Depending on who you ask, only 63-66% of Americans have an emergency fund. This means most people do not budget for the unexpected and must draw money from elsewhere (including credit cards) in the event of an emergency.
Even if your current budget doesn’t allow a lot of wiggle-room, there are still measures you can take to start building an emergency fund. Here are some of the common questions people have regarding emergency funds:
How Much Should Be in an Emergency Fund?
The recommended amount for an emergency fund is enough for 3-6 months of expenses (like bills and groceries — the necessities). This Emergency Fund Calculator can help you determine the ideal amount you should have saved. Trying to save for 3-6 months can seem daunting, especially for households with only person generating income. Aiming for a starting point of two weeks, especially if it’s just for a single person household, can be enough to help through an unexpected expense. The 3-6 month range is helpful for those who have families and/or those who want to a buffer in the event of an unexpected job loss. This article notes that unless your lifestyle changes (i.e. you purchase a car and have a new payment), you can usually stop contributing to an emergency fund and put this money elsewhere.
What Should an Emergency Fund Be Used For?

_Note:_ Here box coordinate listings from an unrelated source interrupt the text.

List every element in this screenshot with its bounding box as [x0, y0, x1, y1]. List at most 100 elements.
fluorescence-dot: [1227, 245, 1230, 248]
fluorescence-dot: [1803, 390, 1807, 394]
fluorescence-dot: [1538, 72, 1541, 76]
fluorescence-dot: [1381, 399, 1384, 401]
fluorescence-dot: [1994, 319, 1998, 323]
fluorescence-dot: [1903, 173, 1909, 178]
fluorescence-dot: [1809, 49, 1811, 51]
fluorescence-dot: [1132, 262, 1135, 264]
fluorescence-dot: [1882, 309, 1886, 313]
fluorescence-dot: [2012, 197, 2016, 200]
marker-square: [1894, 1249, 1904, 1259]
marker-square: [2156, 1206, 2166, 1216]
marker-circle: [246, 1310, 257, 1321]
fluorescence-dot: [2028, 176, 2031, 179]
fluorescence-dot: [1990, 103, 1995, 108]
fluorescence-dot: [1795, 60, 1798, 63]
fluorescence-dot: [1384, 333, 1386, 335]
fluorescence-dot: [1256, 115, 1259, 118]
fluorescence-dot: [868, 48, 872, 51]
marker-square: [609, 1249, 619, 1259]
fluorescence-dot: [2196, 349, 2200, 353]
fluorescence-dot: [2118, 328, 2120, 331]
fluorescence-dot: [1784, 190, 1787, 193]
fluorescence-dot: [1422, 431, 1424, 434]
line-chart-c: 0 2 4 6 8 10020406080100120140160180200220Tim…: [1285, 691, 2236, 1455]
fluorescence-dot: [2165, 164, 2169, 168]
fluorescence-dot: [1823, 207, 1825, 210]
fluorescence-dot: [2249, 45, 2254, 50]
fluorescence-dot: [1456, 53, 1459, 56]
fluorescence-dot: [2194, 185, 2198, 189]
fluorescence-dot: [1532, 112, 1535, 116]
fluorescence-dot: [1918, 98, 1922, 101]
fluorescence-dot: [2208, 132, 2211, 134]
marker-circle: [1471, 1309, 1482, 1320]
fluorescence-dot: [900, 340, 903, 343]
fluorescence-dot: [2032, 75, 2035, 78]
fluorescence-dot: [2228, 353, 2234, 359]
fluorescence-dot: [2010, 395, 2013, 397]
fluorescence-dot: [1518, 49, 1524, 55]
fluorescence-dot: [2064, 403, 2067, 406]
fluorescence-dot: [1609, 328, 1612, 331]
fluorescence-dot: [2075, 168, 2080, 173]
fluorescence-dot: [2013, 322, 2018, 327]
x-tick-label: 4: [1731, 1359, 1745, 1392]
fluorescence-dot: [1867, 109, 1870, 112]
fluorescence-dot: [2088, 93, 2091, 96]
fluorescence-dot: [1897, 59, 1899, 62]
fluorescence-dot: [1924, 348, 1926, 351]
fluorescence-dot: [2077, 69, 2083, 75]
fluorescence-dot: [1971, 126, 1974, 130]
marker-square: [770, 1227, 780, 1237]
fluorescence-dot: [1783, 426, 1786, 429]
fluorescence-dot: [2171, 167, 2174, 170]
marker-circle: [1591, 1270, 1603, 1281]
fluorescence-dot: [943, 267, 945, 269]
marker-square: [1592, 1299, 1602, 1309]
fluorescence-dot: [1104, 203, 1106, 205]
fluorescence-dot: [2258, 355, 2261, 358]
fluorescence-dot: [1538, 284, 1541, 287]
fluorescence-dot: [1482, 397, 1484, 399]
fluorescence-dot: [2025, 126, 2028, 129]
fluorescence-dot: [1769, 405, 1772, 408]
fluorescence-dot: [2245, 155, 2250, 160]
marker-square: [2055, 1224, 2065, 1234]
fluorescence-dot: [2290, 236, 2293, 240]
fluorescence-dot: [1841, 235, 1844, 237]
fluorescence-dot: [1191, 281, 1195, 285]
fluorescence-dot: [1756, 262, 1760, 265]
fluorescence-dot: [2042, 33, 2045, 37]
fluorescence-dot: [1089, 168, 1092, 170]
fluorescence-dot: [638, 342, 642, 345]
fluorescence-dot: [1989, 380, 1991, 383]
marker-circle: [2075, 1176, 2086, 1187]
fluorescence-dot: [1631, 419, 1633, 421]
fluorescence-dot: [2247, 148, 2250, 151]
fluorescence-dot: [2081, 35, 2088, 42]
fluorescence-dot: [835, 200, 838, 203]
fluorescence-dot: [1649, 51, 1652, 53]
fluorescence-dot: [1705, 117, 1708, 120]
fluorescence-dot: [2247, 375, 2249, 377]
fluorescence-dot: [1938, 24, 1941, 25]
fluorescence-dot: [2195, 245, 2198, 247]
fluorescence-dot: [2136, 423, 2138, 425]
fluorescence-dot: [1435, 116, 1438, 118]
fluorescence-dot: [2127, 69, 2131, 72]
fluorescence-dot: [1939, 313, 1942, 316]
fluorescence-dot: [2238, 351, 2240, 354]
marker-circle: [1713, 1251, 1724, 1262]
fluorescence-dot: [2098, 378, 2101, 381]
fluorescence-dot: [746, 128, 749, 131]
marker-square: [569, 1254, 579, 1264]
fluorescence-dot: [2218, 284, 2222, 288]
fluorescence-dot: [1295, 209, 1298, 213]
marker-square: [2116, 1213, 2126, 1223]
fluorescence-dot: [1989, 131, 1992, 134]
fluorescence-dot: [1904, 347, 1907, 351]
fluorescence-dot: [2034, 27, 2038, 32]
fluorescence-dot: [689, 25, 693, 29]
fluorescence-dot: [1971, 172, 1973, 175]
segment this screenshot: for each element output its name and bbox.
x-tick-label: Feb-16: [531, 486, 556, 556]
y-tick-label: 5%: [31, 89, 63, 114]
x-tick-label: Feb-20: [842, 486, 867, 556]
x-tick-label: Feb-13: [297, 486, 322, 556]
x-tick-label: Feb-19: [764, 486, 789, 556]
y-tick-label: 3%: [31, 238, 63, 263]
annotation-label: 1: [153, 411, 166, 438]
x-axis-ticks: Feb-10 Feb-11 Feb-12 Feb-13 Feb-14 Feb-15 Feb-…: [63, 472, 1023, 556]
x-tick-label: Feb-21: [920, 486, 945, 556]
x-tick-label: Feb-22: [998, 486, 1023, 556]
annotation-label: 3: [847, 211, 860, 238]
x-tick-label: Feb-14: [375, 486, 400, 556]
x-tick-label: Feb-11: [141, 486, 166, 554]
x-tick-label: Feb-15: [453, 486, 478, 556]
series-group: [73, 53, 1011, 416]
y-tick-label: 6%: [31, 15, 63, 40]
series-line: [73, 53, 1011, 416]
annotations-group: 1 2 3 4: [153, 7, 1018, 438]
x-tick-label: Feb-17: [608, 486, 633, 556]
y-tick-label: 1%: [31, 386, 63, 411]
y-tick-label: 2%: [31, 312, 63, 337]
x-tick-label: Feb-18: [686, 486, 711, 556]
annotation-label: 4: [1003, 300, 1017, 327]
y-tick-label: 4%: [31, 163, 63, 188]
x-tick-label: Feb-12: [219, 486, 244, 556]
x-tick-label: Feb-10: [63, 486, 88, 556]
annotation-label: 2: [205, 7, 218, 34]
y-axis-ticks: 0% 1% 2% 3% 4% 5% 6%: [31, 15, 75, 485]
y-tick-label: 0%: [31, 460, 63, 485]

As NerdWallet says, “emergencies” are not situations where you find something on sale or decide to take a spur-of-the-moment trip. Dipping into this fund for “fun money” is a form of financial self-sabotage that will haunt you when you actually need that money. Some examples of proper emergency-related fund use include medical emergencies, natural disasters, losing a job — any unexpected event that could have an impact on you financially. The ultimate goal of an emergency fund is to provide a cushion when unexpected events occur and keep you out of debt.
My Budget is Just About Spoken for, How Do I Save?
When you’re starting from scratch and don’t have much disposable income, the idea of an emergency fund probably seems trivial. Brokepedia recommends, at the very least, starting by setting $1 aside every day, which will add up to $365/year. Another tip is to dedicate your spare change to this fund, which should accelerate the growth. Every little bit counts and as long as you’re patient with the amount of time it will take to build up the savings you need.
Where Should My Emergency Fund Be?
This is a matter of personal preference. To stay organized and prevent dipping into your emergency fund, having it separate from your other accounts is usually recommended. Most people choose to do this in the form of opening a savings account. However, you may also decide to put it in a different type of account if you want to shop around for more competitive interest rates. This post from The Simple Dollar explains you will want it to be “safe, reliable, and accessible.” This is why savings accounts are usually ideal — they are consistent and you can access funds whenever you need to (as opposed to if you built your emergency fund in stocks). Those who are preparing for natural disasters tend to prefer keeping their funds as cash, which is a matter of personal preference.
Building an emergency fund should relieve stress rather than cause it — if disaster strikes, you will have one less thing to worry about!